Поднося бокал к губам, она вызывающе посмотрела на него.

В доме царил странный дух свободы, скорее даже анархии. Но это была не всеобщая вольница, а, вероятно, свобода наперекор власти. У Джеральда власть была, но она принадлежала ему только в силу его характера, а не из-за его положения. В его голосе слышались любезные и в то же время властные нотки, которые заставляли подчиняться тех, кто был младше его.

Гермиона разговаривала с женихом о проблемах национальной принадлежности.

– Нет, – рассуждала она, – мне кажется, что воззвание к патриотизму – это ошибочный шаг. Такое впечатление, как будто один торговый дом старается превзойти другой.

– Ну, едва ли стоит так говорить! – воскликнул Джеральд, который страстно любил всякого рода дискуссии. – Вряд ли можно рассматривать расу как предмет торговли, а национальность, как мне кажется, это почти то же самое, что и раса. По-моему, именно так и должно быть.

В воздухе повисла пауза. Джеральд и Гермиона по странной воле случая в любом споре всегда находились по разные стороны баррикад, и, хотя и не уступали друг другу, но разговаривали как хорошие друзья.

– Вы действительно считаете, что раса и национальность – это одно и то же? – задумчиво и бесстрастно-нерешительно спросила она.

Биркин понял, что она хочет, чтобы он тоже вступил в беседу. И без промедления заговорил.

– Думаю, Джеральд прав: раса – это основополагающая структурная единица национальности, по крайней мере, в Европе это именно так, – сказал он.

Гермиона помедлила, давая этому утверждению возможность отложиться среди других. Затем она вновь заговорила, и ее голос зазвучал странно, как будто она пыталась дать окружающим понять, что только ее словам следует верить:

– Да, но разве при этом, взывая к патриотическим чувствам, мы взываем к расовому инстинкту? Может, это скорее воззвание к инстинкту собственничества, к инстинкту торгашества? Разве не этот смысл вкладываем мы в понятие «национальность»?

– Возможно, – произнес Биркин, чувствуя, насколько подобная дискуссия была не ко времени и не к месту в данной обстановке.

Но Джеральда уже охватила жажда отстоять свое мнение.

– Расу вполне можно рассматривать и с позиций коммерции, – сказал он. – На самом деле такой аспект совершенно необходим. Тут все как в семье. Ты обязан обеспечить своих домочадцев. А для этого приходится бороться с другими семьями, с другими нациями. Я не понимаю, почему так быть не должно.
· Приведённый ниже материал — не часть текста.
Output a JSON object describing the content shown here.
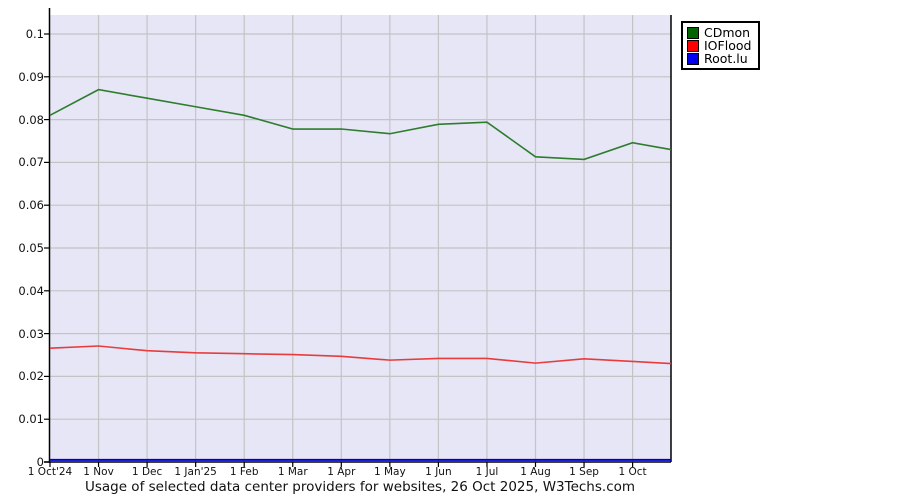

Прежде чем продолжить, Гермиона вновь с холодным и надменным видом выдержала паузу.

– Да, мне кажется, ошибочно было бы провоцировать дух соперничества. Он порождает враждебные настроения. А враждебность со временем накапливается.

– Но нельзя же вообще уничтожить самое желание превзойти других! – воскликнул Джеральд. – Это одна из движущих сил производства и развития.

– Еще как можно, – певуче ответила Гермиона. – Я считаю, что его можно уничтожить без зазрения совести.

– Хочу сказать, – вклинился в разговор Биркин, – что я не питаю к духу соперничества ничего, кроме отвращения.

Гермиона ела хлеб – она медленно и насмешливо сжала кусочек зубами и, крепко вцепившись пальцами в оставшуюся часть, отдернула ее. А потом повернулась к Биркину.

– Да уж, ничего, кроме отвращения, – благодарно повторила она его слова, потому что знала его, как никто другой.